[Presidential Decision Directives - PDD]

Missing Presidential Decision Directives

Over time the Presidential Directive series declined as an instrument of Clinton Administration policy-making. This decline became particularly acute in the later years of the Clinton presidency. In part this reflects the evolution of the Presidential Directive series over time. Under Presidents from Kennedy to Ford, Presidential Directives were issued on a nearly weekly basis, and in many instances were focused on short term policy iniatives. Under President Carter, the use of Presidential Directives was confined to major multi-agency policy initiatives, a precedent largely observed by subsequent administrations.
PRESIDENT		SERIES	TOTAL	ANNUAL
					RATE

Clinton			PDD	 71	10
Bush			NSD	 79	20
Reagan			NSDD	325	40
Carter			PD	 63	16
Nixon/Ford		NSDM	348	44
Johnson/Kennedy		NSAM	372	47

The issuance of PDD-71 on 24 February 2000 highlighted the continued decline in use of the Presidential Directive series by President Clinton. The last well attested Presidential Directive was PDD/NSC 68 US International Information Policy (IPI) issued on 30 April 1999. Subsequently, only two Presidential Directives have been issued prior to PDD-71, suggesting a production rate of roughly a tenth that of more prolific Administrations.

There is nothing particularly unusual about the absence of information on Presidential Directives -- of the 71 issued by the Clinton Administration as of early 2000, at least 33 remained totally obscure, with no publicly available information suggesting even their subject or date of issuance. What is quite unusual is that the Clinton Administration has evidently issued only four directives [PDD-68 through PDD-71] over a period of nearly a year.

The topics and dates of PDD/NSC-69 and PDD/NSC-70 are unknown, although there are at least some possible candidates:

Historically, Presidents have used the Presidential Directive series to promulgate annual nuclear weapons guidance, and some non-trivial fraction of the "missing" Clinton directives are almost certainly focused on such subjects. Prior to the issuance of PDD-71, there were at least three other candidates for policy initiatives promulgated through a Presidential Directive. The Clinton initiative establishing the Military and Veterans Health Coordinating Board on 11 November 1998 had several indicia of a possible Presidential Directive -- a multi-agency policy that was initiated by the statement "Therefore, I direct you to establish ..." But it is evident from the subsequent issuance of PDD/NSC 68 on 30 April 1999 that this veterans health initiative could not be a Presidential Directive, in the absence of an available number in the numbering sequence following PDD/NSC 67 on Encryption Policy, issued on 16 September 1998.
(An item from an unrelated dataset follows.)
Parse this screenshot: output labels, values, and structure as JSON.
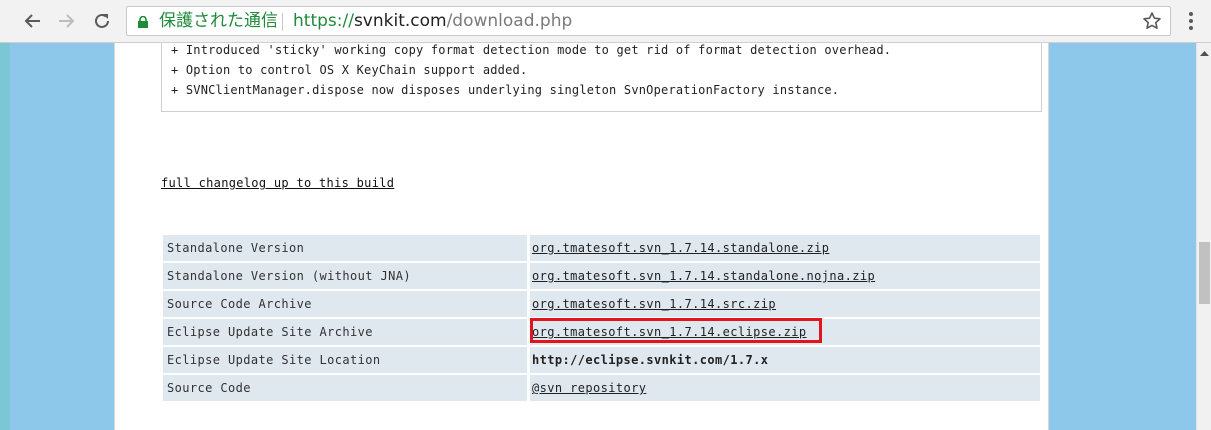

The initiative on Interagency Commission on Crime and Security in US Seaports of 27 April 1999 has many attributes of a Presidential Directive, in that it is a broad multi-agency policy, chartered with the formulation "Therefore, I hereby direct ..." and covering a national security issue, with the transnational threat focus so beloved of the Clinton Administration. Although the policy initiative on Vieques of 31 January 2000 is chartered with the language "I hereby direct the following..." and is concerned with a national security issue, it is not evident that the topic of the policy rises to the level of a Presidential Directive.

The obscurity of the identity of PDD-69 and PDD-70, paradoxically, highlights the publicity that has attended the promulgation of Presidential Directives in 1998 and 1999. Indeed, beginning with the issuance of PDD/NSC 56 Managing Complex Contigency Operations in May 1997, only five of the sixteen Presidential Directives remain obscure as to date and subject. This hitherto unremarked upon fact represents something of a transformation of the Presidential Directive form, with historically has been an almost entirely opaque policy instrument. By the late 1990s the Presidential Directive was largely transformed into an instrument of publicly propounding Administration initiatives addressing the trans-national security issues posed by globalization, such as cyber-security and terrorism.

This transformation must surely occaision some ambivalence. On the one hand, surely this openess represents an improvement over the largely clandestine and unaccountable decision-making that has previously been the focus of the critique of Presidential Directives. On the other hand, one presumes that the President still has a need for providing dispositive and authoritative policy guidance on multi-agency national security issues of the sort that has historically been the primary subject of Presidential Directives. It may be assumed that President Clinton, less personally engaged in national security matters than President Kennedy, would perhaps not be moved to provide personal Presidential-level guidance to some piece of the national security apparatus on a near weekly basis. But it must also be assumed that the multitudinous national security agencies continue require authoritative Presidential guidance to sort out their various inter-agency disputes. Surely the Clinton Administration continues to provide such guidance, either in the form of some informal series of un-numbered memoranda of ambiguous standing, or perhaps in the form of some entirely new and hitherto undisclosed series of numbered directives, operating the parallel with the now largely public Presidential Decision Directives.